ULMFiT pretraining + pretrained models

I know … the NLP hypetrain has moved on to HuggingFace and transformers - but I still love ULMFiT.

fastai and ULMFiT are still great - easy to use, fast to train and imho still SOTA for classification. But what was missing (esp. for fastai2 with SentencePiece) were easy to use pretraining scripts and pretrained models. Thats what I am trying to fix with this repo :slight_smile: .

About 4 months ago I published a repository to pretrain a German ULMFiT with SentencePiece from scratch - based on information on the forums and the nlp-course notebooks for Turkish and Vietnamese. The repo didn’t contain any documentation and I got a couple of questions and requests which made me think that there is still some interest in ULMFiT.

So despite the (100% legitimate) huggingface-hype I put some time and effort in improving the repo, the pretraining script and also trained some ULMFiT models (links in the repo).

  • German
  • Dutch
  • Russian
  • Portuguese
  • Vietnamese
  • Japanese
  • Italian
  • Spanish
  • Korean
  • Thai
  • Hebrew
  • Arabic

All Models use SentencePiece, vocab size 15.000 (seems small but there was no improvement on the downstream tasks for the datasets I evaluated the models) and have a forward and backward model.

Pretraining requires about 4 hours (1h wikipedia download an preparation + 3 hours training on a RTX 3090) and less than 8 GB GPU RAM with batch size 128.

I validated most on the models on classification datasets and tried to compare the results with BERT papers without a lot of hyper parameter tuning - sometimes my models were a bit better than BERT, sometimes they performed slightly worse. I am sure there is room for improvement - if you find better hyper parameters or think other vocal-sizes work better with some languages please let me know - but I believe the models are a good staring point.

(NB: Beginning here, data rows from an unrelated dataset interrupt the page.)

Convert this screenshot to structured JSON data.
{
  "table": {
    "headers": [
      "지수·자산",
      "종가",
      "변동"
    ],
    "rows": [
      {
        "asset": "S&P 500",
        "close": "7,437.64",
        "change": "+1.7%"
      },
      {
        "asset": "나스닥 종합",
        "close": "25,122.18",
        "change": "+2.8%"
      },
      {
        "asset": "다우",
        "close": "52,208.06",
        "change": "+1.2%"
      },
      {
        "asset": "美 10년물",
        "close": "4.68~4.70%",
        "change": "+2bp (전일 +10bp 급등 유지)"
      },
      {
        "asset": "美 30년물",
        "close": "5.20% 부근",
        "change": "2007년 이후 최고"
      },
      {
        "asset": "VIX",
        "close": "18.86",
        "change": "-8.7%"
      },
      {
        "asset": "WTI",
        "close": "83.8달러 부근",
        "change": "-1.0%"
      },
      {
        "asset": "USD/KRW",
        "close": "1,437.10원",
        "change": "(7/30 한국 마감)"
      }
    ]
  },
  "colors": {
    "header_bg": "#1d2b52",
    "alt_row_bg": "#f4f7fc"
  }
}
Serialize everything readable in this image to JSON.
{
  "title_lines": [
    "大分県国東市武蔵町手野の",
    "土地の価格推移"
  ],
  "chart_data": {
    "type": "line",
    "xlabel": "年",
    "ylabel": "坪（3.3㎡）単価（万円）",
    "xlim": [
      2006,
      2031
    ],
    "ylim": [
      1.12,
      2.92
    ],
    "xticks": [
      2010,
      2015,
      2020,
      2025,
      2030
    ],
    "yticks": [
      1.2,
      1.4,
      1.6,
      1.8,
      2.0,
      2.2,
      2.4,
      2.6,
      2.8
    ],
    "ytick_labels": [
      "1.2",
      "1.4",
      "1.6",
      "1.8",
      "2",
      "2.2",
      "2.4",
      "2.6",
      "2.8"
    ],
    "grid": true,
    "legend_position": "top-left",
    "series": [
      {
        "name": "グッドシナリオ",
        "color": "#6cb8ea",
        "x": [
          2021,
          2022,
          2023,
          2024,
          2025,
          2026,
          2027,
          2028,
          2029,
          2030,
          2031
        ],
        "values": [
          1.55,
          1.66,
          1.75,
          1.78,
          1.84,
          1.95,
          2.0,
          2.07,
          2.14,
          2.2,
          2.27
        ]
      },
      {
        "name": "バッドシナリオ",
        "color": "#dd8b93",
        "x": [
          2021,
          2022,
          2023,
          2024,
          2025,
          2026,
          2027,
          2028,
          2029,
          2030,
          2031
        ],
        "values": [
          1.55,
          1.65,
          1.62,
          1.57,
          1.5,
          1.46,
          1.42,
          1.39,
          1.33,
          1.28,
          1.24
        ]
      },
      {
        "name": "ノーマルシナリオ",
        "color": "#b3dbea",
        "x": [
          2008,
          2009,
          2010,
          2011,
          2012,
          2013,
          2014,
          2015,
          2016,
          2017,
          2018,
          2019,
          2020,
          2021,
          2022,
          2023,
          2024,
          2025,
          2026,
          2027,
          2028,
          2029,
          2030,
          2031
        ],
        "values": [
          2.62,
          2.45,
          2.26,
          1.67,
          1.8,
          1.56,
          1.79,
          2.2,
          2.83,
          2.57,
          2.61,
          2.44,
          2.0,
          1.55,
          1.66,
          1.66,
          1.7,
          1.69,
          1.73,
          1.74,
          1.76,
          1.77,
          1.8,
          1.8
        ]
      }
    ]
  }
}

To improve the usability of the pretrained-models I created a small library with some helper functions to create the tokenizer and learner. See this notebook (Colab) for how to use the models:

If you have any questions or comments please let me know and I hope this is still helpful :).

Florian

8 Likes

I’ve always found it troubling that when BERT came out, nobody did a head-to-head comparison with ULMFiT. BERT has far more parameters and training data than ULMFiT, and consumes far more compute to pre-train than ULMFiT. I wish someone had scaled-up ULMFiT pretraining so it would be a fair comparison. Sadly we mostly can’t do that experiment because we don’t have the compute resources of Google. I build a BERT-from-scratch on colab, but I had a much smaller pre-training dataset than Google BERT. I wish Google would donate the compute to run that experiment. Has anyone approached them?

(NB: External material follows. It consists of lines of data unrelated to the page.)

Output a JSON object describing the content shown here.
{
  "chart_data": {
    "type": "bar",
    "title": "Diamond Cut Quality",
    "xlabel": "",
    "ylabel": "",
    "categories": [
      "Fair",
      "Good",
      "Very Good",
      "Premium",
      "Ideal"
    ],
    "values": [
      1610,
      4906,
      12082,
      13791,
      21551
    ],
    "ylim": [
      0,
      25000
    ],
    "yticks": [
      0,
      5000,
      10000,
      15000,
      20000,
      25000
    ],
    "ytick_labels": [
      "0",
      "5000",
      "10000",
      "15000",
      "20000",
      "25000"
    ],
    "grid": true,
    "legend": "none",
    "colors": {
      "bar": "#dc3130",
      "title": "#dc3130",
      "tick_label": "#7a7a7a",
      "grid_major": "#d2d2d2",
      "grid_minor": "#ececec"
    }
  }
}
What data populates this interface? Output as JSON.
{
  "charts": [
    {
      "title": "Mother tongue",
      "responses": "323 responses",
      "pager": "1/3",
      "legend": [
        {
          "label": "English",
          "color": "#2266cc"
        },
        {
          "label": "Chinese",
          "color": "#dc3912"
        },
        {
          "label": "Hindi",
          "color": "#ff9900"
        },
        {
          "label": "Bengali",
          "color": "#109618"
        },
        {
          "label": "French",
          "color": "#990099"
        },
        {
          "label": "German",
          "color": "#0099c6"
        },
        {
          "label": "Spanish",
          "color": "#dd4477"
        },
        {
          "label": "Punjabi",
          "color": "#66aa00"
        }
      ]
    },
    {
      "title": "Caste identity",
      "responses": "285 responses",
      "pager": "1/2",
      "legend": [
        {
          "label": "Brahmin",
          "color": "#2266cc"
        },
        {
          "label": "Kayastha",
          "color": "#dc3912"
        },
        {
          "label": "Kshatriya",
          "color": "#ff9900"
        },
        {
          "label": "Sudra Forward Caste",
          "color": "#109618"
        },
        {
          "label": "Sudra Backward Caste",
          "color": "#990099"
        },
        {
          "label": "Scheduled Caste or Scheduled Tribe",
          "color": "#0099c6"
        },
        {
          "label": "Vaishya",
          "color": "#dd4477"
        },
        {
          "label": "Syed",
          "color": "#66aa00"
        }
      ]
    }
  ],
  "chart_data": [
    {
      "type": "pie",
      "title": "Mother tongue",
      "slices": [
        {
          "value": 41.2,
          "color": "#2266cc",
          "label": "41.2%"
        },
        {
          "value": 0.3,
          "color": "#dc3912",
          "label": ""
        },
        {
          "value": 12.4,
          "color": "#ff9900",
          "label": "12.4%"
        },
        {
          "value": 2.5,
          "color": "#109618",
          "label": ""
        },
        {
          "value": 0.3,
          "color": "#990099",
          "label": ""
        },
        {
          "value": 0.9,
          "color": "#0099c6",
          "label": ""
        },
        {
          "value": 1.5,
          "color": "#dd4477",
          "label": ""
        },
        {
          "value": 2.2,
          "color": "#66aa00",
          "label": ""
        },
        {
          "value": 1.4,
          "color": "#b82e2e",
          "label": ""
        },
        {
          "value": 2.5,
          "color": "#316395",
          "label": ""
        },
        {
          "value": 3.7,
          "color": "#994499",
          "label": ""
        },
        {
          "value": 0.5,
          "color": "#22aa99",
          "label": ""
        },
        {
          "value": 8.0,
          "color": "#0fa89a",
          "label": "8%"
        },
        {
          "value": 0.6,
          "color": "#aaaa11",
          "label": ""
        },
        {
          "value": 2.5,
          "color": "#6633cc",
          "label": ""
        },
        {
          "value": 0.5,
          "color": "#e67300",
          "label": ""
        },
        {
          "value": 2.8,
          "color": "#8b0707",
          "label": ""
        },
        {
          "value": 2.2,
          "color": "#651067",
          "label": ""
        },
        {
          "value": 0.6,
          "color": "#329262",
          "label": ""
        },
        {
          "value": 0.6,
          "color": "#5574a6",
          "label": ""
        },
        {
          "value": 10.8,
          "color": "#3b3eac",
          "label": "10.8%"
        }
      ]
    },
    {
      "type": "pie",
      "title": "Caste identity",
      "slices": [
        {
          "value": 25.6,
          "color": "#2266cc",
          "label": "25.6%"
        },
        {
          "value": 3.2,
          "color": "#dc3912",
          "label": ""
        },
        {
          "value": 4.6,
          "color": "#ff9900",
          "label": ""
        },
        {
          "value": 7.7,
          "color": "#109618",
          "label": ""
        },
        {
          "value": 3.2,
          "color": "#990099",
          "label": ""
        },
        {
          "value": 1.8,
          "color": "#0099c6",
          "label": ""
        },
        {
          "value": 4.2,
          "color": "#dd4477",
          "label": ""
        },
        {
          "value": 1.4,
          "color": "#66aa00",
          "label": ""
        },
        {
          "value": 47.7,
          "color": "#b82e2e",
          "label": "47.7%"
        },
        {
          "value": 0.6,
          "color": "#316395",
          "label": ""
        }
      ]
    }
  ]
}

They actually have :slight_smile:

https://towardsdatascience.com/battle-of-the-heavyweights-bert-vs-ulmfit-faceoff-91a582a7c42b

IIRC overall ULMFiT is still better in generalization scenarios with classification (we still use ULMFiT over BERT at work), though BERT is useful in certain situations

Awesome initiative Florian! I 100% share your opinion about ULMFiT :slight_smile:

Wow, that’s really fast. Is that the case for all languages you’ve trained on? I am wondering because I thought the wikipedia data set sizes vary quite a bit across languages.

If they are comparable in typical performance measures, then why didn’t either Smerity or Sebastian Ruder defend it. Everyone seems to say that transformers have more context memory of longer strings of tokens, but with the computational cost of attention (proportional to the square of the number of tokens), I see BERT being weak in that regard. In any event, glad to year you are using ULMFiT.

Wow Florian, thank you a lot.

All other comments in this topic have been also amazing.

Deploying BERT in production is not straightforward. I prefer Multifit - it is also a lot faster to train.